Dizendo saber que tocaria num ponto delicado, Lívia disse ser preciso “enfrentar” o problema da situação das crianças: Janaína Quirino teve oito filhos, sendo que três estão com o primeiro marido, outros três já foram adotados, uma filha está em abrigo, e o último bebê, nascido na mesma ocasião da cirurgia de laqueadura, está em processo de adoção. “É preciso falar sobre os direitos dessas crianças a terem uma vida boa, saudável”, ponderou. Para ela, é preciso haver políticas públicas que permitam as mulheres terem um planejamento familiar. “Temos que pensar nessas crianças jogadas ao léu.”

Prevenção

“Desde quando a mulher, por ser pobre, negra e ‘drogadita’ perde seus direitos fundamentais?”, questionou a coordenadora do Atendimento às Vítimas de Violência Sexual (Navis), no Hospital das Clínicas de São Paulo, Maria Ivete de Castro Boulos. Conhecida por sua atuação em defesa dos direitos da mulher, lamentou que o caso ocorrido em Mococa tenha obtido visibilidade após a esterilização já consumada, uma cirurgia que não pode ser desfeita.

“Estou indignada por estarmos trabalhando com a consequência.
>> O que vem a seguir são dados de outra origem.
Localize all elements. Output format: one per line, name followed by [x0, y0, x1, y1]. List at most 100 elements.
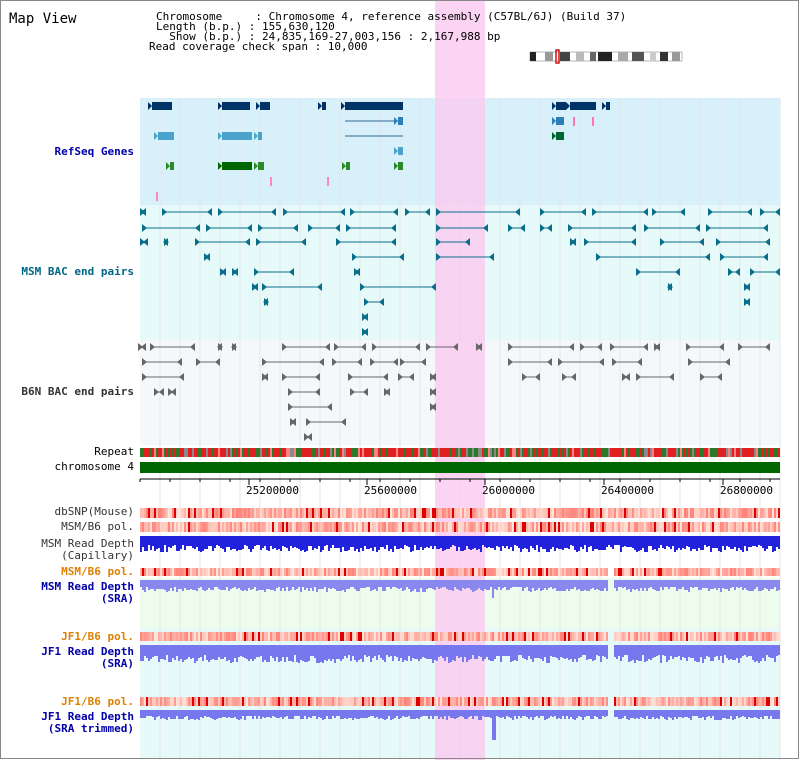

Falhamos na prevenção”, afirmou. Maria Ivete também criticou a atuação do médico ao realizar a cirurgia sem nunca ter visto a paciente. “Quem agora vai pedir desculpa para a Janaína? Ninguém. Tudo o que está escrito na lei é fantasia. Na hora que eles querem atingir o pobre, o negro, a lei é fantasia.”

Já Albertina Takiuti, coordenadora de Políticas Públicas para Mulheres do Estado de São Paulo, defendeu que outras opções contraceptivas poderiam ter sido oferecidas para Janaína Quirino e tantas outras mulheres, como é o caso do DIU, um método eficiente sem ser irreversível.

Albertina enfatizou que o Estado deveria ajudar mulheres em situação de vulnerabilidade e, se no caso de Janaína ela não tinha condições de criar os filhos, então também não teria para decidir sobre a esterilização. “Não é porque falta comida na mesa que vamos matar quem está com fome”, disse ela, citando frase de Dom Paulo Evaristo Arns.

Segundo a coordenadora, o país tem três vezes mais cirurgias de esterilização do que países desenvolvidos. “Essas ameaças não são por acaso. Estamos vivendo isto por todo o Brasil”, sentenciou.

Consequências

Um dos anfitriões do debate, o coordenador da Comissão Permanente de Direitos Humanos da OAB-SP, Martim de Almeida Sampaio, disse que a Constituição brasileira está sob ataque desde o dia seguinte da sua promulgação. “Estamos vendo a repetição de que os grupos vulneráveis seguem na mira do Estado brasileiro. A única política pública que o Estado oferece para quem é negro e pobre, é cadeia e bala”, afirmou.

Assim como outros participantes do encontro, ele também criticou o congelamento dos gastos públicos do governo federal por 20 anos, uma medida que, disse, tem como objetivo pagar a dívida pública. “Estamos trocando ser humano pelo mercado.”

Sobre o caso de Mococa, Martim Sampaio acredita que haverá consequências para o juiz e o promotor responsáveis pela esterilização forçada de Janaina Quirino. A OAB-SP já entrou com representações no Conselho Nacional de Justiça (CNJ) e no Conselho Nacional do Ministério Público (CNMP). Além dessas duas representações, o Tribunal de Justiça de São Paulo (TJ-SP) também solicitou a investigação das corregedorias do TJ-SP e do Ministério Público estadual.

Para ele, se tais órgãos não tomarem alguma atitude, a situação será ainda mais grave. “Será um cenário muito ruim de impunidade para a sociedade. Foi uma indignação geral, vai sinalizar que os juízes estão impunes.”